Pennsylvania's GOP Governor Flips To Support Obamacare Medicaid Expansion: Reports

GOP Governor Flips On Obamacare

Pennsylvania Gov. Tom Corbett may be the 10th Republican governor to back a Medicaid expansion in his state under President Barack Obama's health care reform law, according to reports.

Corbett declared in February that Pennsylvania wouldn't open Medicaid to more poor people under the law, but he will reverse that position and support a version of the expansion, Lancaster Online reported Thursday, citing anonymous sources. Corbett will make a Medicaid announcement soon, two Corbett aides confirmed to PoliticsPA.

A Medicaid expansion would provide health coverage to 682,000 people in Pennsylvania, according to the Lancaster Online report. Not counting Pennsylvania, 24 states and the District of Columbia plan to broaden Medicaid under Obamacare starting next year.

By supporting the Medicaid expansion, Corbett would join fellow Republican governors, including neighbors Chris Christie in New Jersey and John Kasich in Ohio, in bucking GOP resistance to the health care reform law. Iowa Gov. Terry Branstad (R) also initially opposed the Medicaid expansion before changing course.

Although a handful of Republican governors have backed the Medicaid expansion, most Republicans refuse to enlarge the program in their states. Kasich and Gov. Rick Scott of Florida haven't been able to move Medicaid expansion bills through their Republican-majority legislatures, as Arizona Gov. Jan Brewer and Michigan Gov. Rick Snyder have.

The Pennsylvania Senate approved legislation in June that would have expanded Medicaid but the state House stripped it from the bill the following month.

Corbett has been eyeing a form of Medicaid expansion that would restructure the program in his state. He favors reforms such as enrolling Medicaid beneficiaries into private health insurance plans, similar to legislation enacted in Arkansas, Iowa and Michigan this year, and wants to add requirements such as new co-payments for medical treatments, according to the Philadelphia Inquirer.

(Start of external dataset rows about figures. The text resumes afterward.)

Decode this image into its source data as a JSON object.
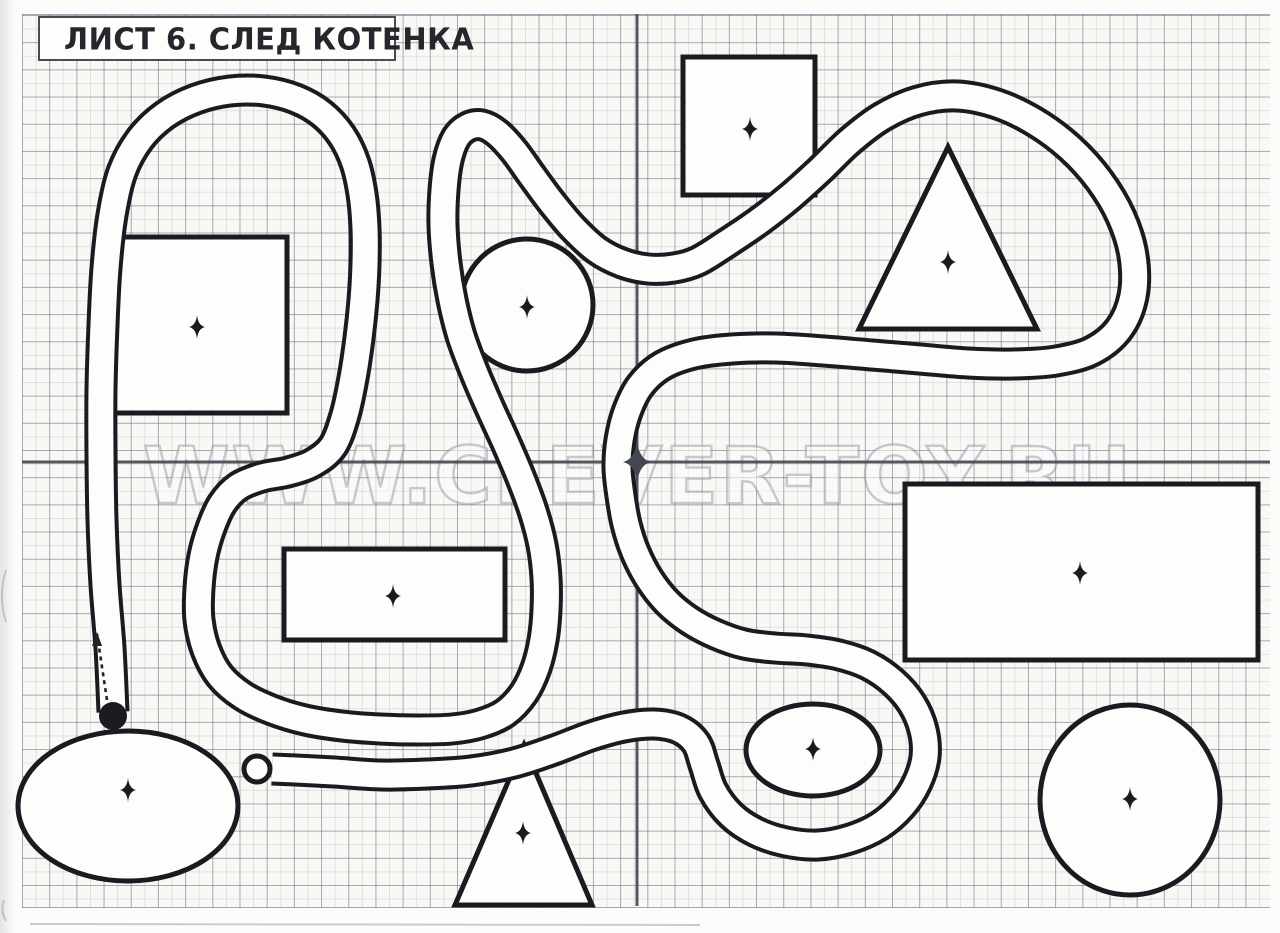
{
  "page": {
    "title": "ЛИСТ 6. СЛЕД КОТЕНКА",
    "watermark": "WWW.CLEVER-TOY.RU",
    "paper_color": "#f8f8f5",
    "ink_color": "#1a1b20",
    "grid_color": "#6e7387",
    "fold_line_color": "#444752",
    "scan_marks": [
      "M6,570 Q-2,596 6,622",
      "M4,900 Q0,911 6,921",
      "M30,924 L700,925"
    ]
  },
  "maze": {
    "fold": {
      "vertical_x": 637,
      "horizontal_y": 462,
      "top": 14,
      "bottom": 906,
      "left": 22,
      "right": 1270
    },
    "center_star": {
      "x": 637,
      "y": 462,
      "sx": 14,
      "sy": 22
    },
    "road": {
      "width_outer": 33,
      "width_inner": 25
    },
    "road_points": [
      [
        113,
        712
      ],
      [
        110,
        648
      ],
      [
        105,
        585
      ],
      [
        102,
        520
      ],
      [
        101,
        455
      ],
      [
        101,
        390
      ],
      [
        103,
        325
      ],
      [
        106,
        268
      ],
      [
        112,
        215
      ],
      [
        122,
        172
      ],
      [
        140,
        139
      ],
      [
        165,
        115
      ],
      [
        196,
        99
      ],
      [
        230,
        91
      ],
      [
        264,
        91
      ],
      [
        296,
        99
      ],
      [
        322,
        114
      ],
      [
        342,
        136
      ],
      [
        355,
        163
      ],
      [
        362,
        194
      ],
      [
        365,
        228
      ],
      [
        365,
        264
      ],
      [
        363,
        300
      ],
      [
        359,
        338
      ],
      [
        353,
        378
      ],
      [
        345,
        415
      ],
      [
        333,
        446
      ],
      [
        313,
        463
      ],
      [
        288,
        472
      ],
      [
        262,
        477
      ],
      [
        238,
        487
      ],
      [
        222,
        504
      ],
      [
        211,
        528
      ],
      [
        203,
        556
      ],
      [
        199,
        588
      ],
      [
        199,
        620
      ],
      [
        206,
        650
      ],
      [
        220,
        676
      ],
      [
        243,
        696
      ],
      [
        272,
        710
      ],
      [
        305,
        720
      ],
      [
        342,
        726
      ],
      [
        380,
        729
      ],
      [
        418,
        730
      ],
      [
        452,
        729
      ],
      [
        480,
        724
      ],
      [
        505,
        713
      ],
      [
        524,
        693
      ],
      [
        536,
        668
      ],
      [
        543,
        640
      ],
      [
        546,
        610
      ],
      [
        546,
        578
      ],
      [
        542,
        545
      ],
      [
        533,
        511
      ],
      [
        520,
        476
      ],
      [
        505,
        441
      ],
      [
        489,
        406
      ],
      [
        474,
        371
      ],
      [
        461,
        336
      ],
      [
        452,
        300
      ],
      [
        446,
        263
      ],
      [
        443,
        225
      ],
      [
        444,
        190
      ],
      [
        448,
        160
      ],
      [
        456,
        138
      ],
      [
        468,
        127
      ],
      [
        482,
        125
      ],
      [
        497,
        133
      ],
      [
        514,
        151
      ],
      [
        532,
        176
      ],
      [
        552,
        203
      ],
      [
        573,
        228
      ],
      [
        597,
        250
      ],
      [
        622,
        263
      ],
      [
        648,
        269
      ],
      [
        674,
        268
      ],
      [
        698,
        261
      ],
      [
        727,
        243
      ],
      [
        758,
        222
      ],
      [
        790,
        197
      ],
      [
        820,
        170
      ],
      [
        850,
        141
      ],
      [
        882,
        117
      ],
      [
        918,
        101
      ],
      [
        957,
        96
      ],
      [
        997,
        104
      ],
      [
        1035,
        122
      ],
      [
        1070,
        148
      ],
      [
        1099,
        180
      ],
      [
        1121,
        217
      ],
      [
        1133,
        256
      ],
      [
        1133,
        296
      ],
      [
        1119,
        329
      ],
      [
        1092,
        351
      ],
      [
        1056,
        361
      ],
      [
        1014,
        364
      ],
      [
        968,
        363
      ],
      [
        920,
        359
      ],
      [
        872,
        355
      ],
      [
        824,
        351
      ],
      [
        776,
        348
      ],
      [
        732,
        349
      ],
      [
        694,
        354
      ],
      [
        662,
        366
      ],
      [
        640,
        386
      ],
      [
        627,
        412
      ],
      [
        620,
        440
      ],
      [
        618,
        468
      ],
      [
        621,
        496
      ],
      [
        626,
        524
      ],
      [
        635,
        552
      ],
      [
        649,
        579
      ],
      [
        667,
        602
      ],
      [
        689,
        620
      ],
      [
        715,
        634
      ],
      [
        744,
        644
      ],
      [
        775,
        648
      ],
      [
        807,
        650
      ],
      [
        839,
        655
      ],
      [
        868,
        665
      ],
      [
        893,
        682
      ],
      [
        912,
        704
      ],
      [
        923,
        730
      ],
      [
        925,
        757
      ],
      [
        917,
        783
      ],
      [
        902,
        806
      ],
      [
        879,
        826
      ],
      [
        850,
        839
      ],
      [
        818,
        845
      ],
      [
        786,
        842
      ],
      [
        756,
        832
      ],
      [
        731,
        815
      ],
      [
        713,
        791
      ],
      [
        704,
        765
      ],
      [
        696,
        743
      ],
      [
        679,
        729
      ],
      [
        654,
        724
      ],
      [
        624,
        727
      ],
      [
        591,
        736
      ],
      [
        554,
        750
      ],
      [
        514,
        763
      ],
      [
        471,
        771
      ],
      [
        427,
        774
      ],
      [
        381,
        775
      ],
      [
        334,
        772
      ],
      [
        296,
        770
      ],
      [
        272,
        769
      ]
    ],
    "start_marker": {
      "x": 113,
      "y": 716,
      "r": 14
    },
    "end_marker": {
      "x": 257,
      "y": 769,
      "r": 13
    },
    "arrow": {
      "x1": 107,
      "y1": 700,
      "x2": 97,
      "y2": 634
    },
    "shapes": [
      {
        "name": "square-top-left",
        "type": "rect",
        "x": 107,
        "y": 237,
        "w": 180,
        "h": 176,
        "star": [
          197,
          327
        ]
      },
      {
        "name": "circle-upper-middle",
        "type": "ellipse",
        "cx": 527,
        "cy": 305,
        "rx": 66,
        "ry": 66,
        "star": [
          527,
          307
        ]
      },
      {
        "name": "square-top-middle",
        "type": "rect",
        "x": 683,
        "y": 57,
        "w": 132,
        "h": 138,
        "star": [
          750,
          129
        ]
      },
      {
        "name": "triangle-top-right",
        "type": "triangle",
        "pts": [
          [
            948,
            147
          ],
          [
            859,
            329
          ],
          [
            1037,
            329
          ]
        ],
        "star": [
          948,
          262
        ]
      },
      {
        "name": "rectangle-right",
        "type": "rect",
        "x": 905,
        "y": 484,
        "w": 353,
        "h": 176,
        "star": [
          1080,
          573
        ]
      },
      {
        "name": "rectangle-middle",
        "type": "rect",
        "x": 284,
        "y": 549,
        "w": 221,
        "h": 91,
        "star": [
          393,
          596
        ]
      },
      {
        "name": "ellipse-small",
        "type": "ellipse",
        "cx": 813,
        "cy": 750,
        "rx": 67,
        "ry": 46,
        "star": [
          813,
          749
        ]
      },
      {
        "name": "circle-bottom-right",
        "type": "ellipse",
        "cx": 1130,
        "cy": 800,
        "rx": 90,
        "ry": 95,
        "star": [
          1130,
          799
        ]
      },
      {
        "name": "triangle-bottom",
        "type": "triangle",
        "pts": [
          [
            524,
            745
          ],
          [
            455,
            905
          ],
          [
            592,
            905
          ]
        ],
        "star": [
          523,
          833
        ]
      },
      {
        "name": "ellipse-bottom-left",
        "type": "ellipse",
        "cx": 128,
        "cy": 806,
        "rx": 110,
        "ry": 75,
        "star": [
          128,
          790
        ]
      }
    ]
  }
}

"Corbett will not expand this broken entitlement program without significant reforms being agreed to by the Federal Government and assurances that a plan would be fiscally sustainable now and moving forward," Corbett's campaign manager, Mike Barley, told PoliticsPA.

Kelli Roberts, a spokeswoman for Corbett, didn't immediately respond to an email from the Huffington Post seeking comment.

Obama's health care law calls for opening Medicaid to anyone who earns up to 133 percent of the federal poverty level, which is $15,282 for a single person in 2013. When the Supreme Court upheld the law last year, however, justices ruled that states could opt out of the expansion, which about half now plan to do. There is no deadline and states can enact the Medicaid expansion at any time.

The federal government will pay the full costs of people newly enrolled under the Medicaid expansion from 2014 to 2016, after which the share gradually diminishes to 90 percent in 2022 and future years.